Published on October 26th, 2012 | by Trey Cox0
Over Controlling the Witness is Impeaching to Lose
The attorney who will not permit a witness to make an explanation, who instead insists on confining the witness to one word answers, who tries to smother anything he does not want to hear, destroys his own credibility in the process. Whenever a lawyer tries to force a witness to answer in just one word, the lawyer sends a clear and unmistakable signal to the entire courtroom that he is afraid of the witness and what the witness has to say about his case. In addition, such grooming and testimony destroys your ability to convince the jury that you are a truth-giver interested in justice rather than a game-player interested only in winning. Of course, I do not recommend ever giving the witness free reign to say whatever he wants, whenever he wants. So how does a trial lawyer navigate between these two extremes – over-grooming and unfettered testimony? First, the cross-examiner controls the witness by selection of subject matter of the questions. Second, as we will see in Tip No. 7 the cross-examiner controls the witness by exposing the witness as a partisan interested only in spouting self-serving answers rather than helping the jury find the truth.

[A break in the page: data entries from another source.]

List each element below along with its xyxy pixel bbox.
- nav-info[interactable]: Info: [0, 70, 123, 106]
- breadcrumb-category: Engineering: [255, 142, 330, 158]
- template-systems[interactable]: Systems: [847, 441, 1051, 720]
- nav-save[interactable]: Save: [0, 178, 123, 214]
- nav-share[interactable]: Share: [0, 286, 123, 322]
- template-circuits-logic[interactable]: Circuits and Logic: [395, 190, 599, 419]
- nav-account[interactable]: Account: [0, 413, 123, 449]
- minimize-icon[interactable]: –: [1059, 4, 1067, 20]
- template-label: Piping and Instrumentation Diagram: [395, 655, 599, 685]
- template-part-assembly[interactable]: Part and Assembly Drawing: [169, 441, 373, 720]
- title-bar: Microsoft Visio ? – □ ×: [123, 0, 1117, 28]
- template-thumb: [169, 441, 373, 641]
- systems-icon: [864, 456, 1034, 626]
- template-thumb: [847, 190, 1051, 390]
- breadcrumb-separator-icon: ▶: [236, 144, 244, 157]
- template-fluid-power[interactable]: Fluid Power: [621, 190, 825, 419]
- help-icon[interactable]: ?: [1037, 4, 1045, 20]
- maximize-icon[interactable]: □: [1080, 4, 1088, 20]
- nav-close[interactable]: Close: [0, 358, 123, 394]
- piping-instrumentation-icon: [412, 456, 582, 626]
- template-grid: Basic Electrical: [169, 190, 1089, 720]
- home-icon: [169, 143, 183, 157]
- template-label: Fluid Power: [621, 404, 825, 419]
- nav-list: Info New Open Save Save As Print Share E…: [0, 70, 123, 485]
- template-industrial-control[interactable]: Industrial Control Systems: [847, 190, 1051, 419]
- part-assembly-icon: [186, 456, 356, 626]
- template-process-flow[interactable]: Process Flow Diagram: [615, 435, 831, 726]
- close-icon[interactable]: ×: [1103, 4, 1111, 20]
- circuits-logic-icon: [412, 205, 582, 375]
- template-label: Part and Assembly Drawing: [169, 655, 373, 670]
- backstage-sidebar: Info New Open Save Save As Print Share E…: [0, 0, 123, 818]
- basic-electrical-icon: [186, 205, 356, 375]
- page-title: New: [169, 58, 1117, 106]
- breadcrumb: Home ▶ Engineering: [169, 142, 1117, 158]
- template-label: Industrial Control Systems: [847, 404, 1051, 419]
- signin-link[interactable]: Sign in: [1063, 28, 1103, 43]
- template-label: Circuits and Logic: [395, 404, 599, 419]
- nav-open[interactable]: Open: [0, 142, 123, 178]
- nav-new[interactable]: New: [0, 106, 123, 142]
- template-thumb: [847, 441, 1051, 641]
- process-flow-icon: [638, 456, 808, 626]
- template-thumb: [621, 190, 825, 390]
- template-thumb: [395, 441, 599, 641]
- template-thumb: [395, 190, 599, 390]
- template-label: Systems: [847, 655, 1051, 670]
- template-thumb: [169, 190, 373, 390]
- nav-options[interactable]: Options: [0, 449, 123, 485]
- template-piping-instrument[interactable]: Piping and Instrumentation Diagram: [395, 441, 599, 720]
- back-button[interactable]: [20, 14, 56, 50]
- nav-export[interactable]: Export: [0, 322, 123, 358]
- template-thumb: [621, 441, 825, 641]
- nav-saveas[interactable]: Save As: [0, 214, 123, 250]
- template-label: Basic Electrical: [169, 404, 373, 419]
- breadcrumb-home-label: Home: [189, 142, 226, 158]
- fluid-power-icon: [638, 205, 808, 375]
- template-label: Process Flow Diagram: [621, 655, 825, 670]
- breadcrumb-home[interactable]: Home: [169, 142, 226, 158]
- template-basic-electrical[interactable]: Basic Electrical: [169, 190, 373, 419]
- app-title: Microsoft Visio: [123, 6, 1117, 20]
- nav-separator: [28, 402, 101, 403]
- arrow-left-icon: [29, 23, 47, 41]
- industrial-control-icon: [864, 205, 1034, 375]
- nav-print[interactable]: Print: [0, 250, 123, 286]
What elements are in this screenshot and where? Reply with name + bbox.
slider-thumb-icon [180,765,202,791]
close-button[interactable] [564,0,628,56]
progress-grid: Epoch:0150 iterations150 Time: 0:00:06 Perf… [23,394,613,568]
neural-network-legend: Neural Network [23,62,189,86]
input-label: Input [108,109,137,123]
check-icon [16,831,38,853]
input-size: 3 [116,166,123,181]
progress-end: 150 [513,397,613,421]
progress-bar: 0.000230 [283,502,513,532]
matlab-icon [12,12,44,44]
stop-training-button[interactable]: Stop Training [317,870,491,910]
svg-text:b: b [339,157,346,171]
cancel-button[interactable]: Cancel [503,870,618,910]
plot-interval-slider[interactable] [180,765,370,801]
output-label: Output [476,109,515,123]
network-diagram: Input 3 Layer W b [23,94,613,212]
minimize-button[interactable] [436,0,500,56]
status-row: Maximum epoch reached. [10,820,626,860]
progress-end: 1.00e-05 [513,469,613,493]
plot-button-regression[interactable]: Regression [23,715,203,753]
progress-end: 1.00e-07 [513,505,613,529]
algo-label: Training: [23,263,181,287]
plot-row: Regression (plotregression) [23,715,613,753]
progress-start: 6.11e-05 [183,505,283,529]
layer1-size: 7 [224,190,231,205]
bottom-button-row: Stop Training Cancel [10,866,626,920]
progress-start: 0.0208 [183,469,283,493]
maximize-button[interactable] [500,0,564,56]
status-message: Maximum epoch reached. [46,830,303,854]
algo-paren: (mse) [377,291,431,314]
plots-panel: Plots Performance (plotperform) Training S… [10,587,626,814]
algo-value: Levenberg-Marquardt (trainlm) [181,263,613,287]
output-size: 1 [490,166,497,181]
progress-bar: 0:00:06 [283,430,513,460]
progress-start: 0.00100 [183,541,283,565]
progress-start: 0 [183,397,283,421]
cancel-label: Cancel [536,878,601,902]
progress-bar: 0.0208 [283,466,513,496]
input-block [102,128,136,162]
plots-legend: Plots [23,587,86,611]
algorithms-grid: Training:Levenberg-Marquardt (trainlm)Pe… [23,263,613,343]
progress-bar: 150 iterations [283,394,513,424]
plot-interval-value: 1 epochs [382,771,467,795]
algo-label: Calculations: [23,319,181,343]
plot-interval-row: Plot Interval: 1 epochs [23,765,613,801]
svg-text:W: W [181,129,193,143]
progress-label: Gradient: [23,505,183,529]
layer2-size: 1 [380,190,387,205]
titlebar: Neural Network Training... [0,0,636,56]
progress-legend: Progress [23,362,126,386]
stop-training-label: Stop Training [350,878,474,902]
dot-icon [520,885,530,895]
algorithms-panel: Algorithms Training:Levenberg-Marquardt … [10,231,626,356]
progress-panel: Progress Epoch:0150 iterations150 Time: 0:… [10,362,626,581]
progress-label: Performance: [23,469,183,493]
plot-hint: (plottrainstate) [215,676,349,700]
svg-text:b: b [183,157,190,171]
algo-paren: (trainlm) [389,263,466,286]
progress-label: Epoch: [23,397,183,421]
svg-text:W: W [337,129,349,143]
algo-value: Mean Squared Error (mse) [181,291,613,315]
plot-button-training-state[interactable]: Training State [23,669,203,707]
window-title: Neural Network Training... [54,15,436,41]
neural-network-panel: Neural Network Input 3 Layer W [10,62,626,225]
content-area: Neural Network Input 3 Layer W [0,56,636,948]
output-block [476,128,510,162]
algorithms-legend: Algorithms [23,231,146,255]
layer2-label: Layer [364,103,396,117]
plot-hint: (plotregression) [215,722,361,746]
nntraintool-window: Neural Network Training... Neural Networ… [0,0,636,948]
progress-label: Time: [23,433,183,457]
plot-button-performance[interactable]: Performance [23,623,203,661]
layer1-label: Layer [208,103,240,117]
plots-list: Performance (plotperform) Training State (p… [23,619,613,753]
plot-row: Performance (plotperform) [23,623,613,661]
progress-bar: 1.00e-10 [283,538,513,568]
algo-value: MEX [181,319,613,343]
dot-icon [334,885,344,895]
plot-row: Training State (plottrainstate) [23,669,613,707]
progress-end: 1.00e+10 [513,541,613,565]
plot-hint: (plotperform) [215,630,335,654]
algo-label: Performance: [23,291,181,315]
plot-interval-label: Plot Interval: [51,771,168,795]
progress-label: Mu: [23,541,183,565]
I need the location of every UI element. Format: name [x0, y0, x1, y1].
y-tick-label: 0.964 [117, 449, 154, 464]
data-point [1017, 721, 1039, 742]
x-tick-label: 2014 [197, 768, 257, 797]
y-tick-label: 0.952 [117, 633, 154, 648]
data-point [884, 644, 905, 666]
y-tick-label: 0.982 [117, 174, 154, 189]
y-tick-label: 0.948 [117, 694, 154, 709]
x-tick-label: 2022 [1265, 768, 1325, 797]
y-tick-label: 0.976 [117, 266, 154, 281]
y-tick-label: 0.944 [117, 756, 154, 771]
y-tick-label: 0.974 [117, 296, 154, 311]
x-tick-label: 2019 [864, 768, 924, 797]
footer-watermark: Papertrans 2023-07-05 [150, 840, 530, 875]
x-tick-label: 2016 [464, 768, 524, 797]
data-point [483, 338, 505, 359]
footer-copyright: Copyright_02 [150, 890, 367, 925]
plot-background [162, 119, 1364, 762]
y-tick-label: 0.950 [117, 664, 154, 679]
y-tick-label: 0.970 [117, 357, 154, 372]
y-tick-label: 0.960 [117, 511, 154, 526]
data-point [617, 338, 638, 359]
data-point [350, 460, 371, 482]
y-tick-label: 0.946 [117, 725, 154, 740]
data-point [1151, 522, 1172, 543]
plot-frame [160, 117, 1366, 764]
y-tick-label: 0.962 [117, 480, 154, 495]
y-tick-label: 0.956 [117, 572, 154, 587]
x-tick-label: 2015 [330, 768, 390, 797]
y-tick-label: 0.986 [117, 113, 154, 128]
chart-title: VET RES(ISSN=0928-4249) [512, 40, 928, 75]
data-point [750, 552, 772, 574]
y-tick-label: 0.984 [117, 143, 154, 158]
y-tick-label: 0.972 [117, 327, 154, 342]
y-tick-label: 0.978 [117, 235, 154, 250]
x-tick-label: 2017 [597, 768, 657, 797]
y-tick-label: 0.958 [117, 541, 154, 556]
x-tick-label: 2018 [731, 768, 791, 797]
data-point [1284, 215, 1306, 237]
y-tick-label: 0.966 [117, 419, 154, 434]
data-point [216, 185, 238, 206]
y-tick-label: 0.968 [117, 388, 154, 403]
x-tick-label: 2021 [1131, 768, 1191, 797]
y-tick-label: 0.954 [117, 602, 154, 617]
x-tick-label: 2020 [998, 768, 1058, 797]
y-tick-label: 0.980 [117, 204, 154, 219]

The gamesmanship and simple lack of common courtesy of demands for only “yes” or “no” answers is so apparent to everyone in the courtroom that anyone who has ever tried this “yes” or “no” technique immediately feels guilty, mean, and harsh. I have even heard lawyers try to rationalize these feelings with a speech to the witness requesting only “yes” and “no” answers because the questions have been “carefully crafted.” This is even worse if you tell a witness that his lawyer will have an opportunity to ask additional questions and let him explain anything. Why? Because this speech emphasizes that you do not want to hear, much less deal with, the whole truth.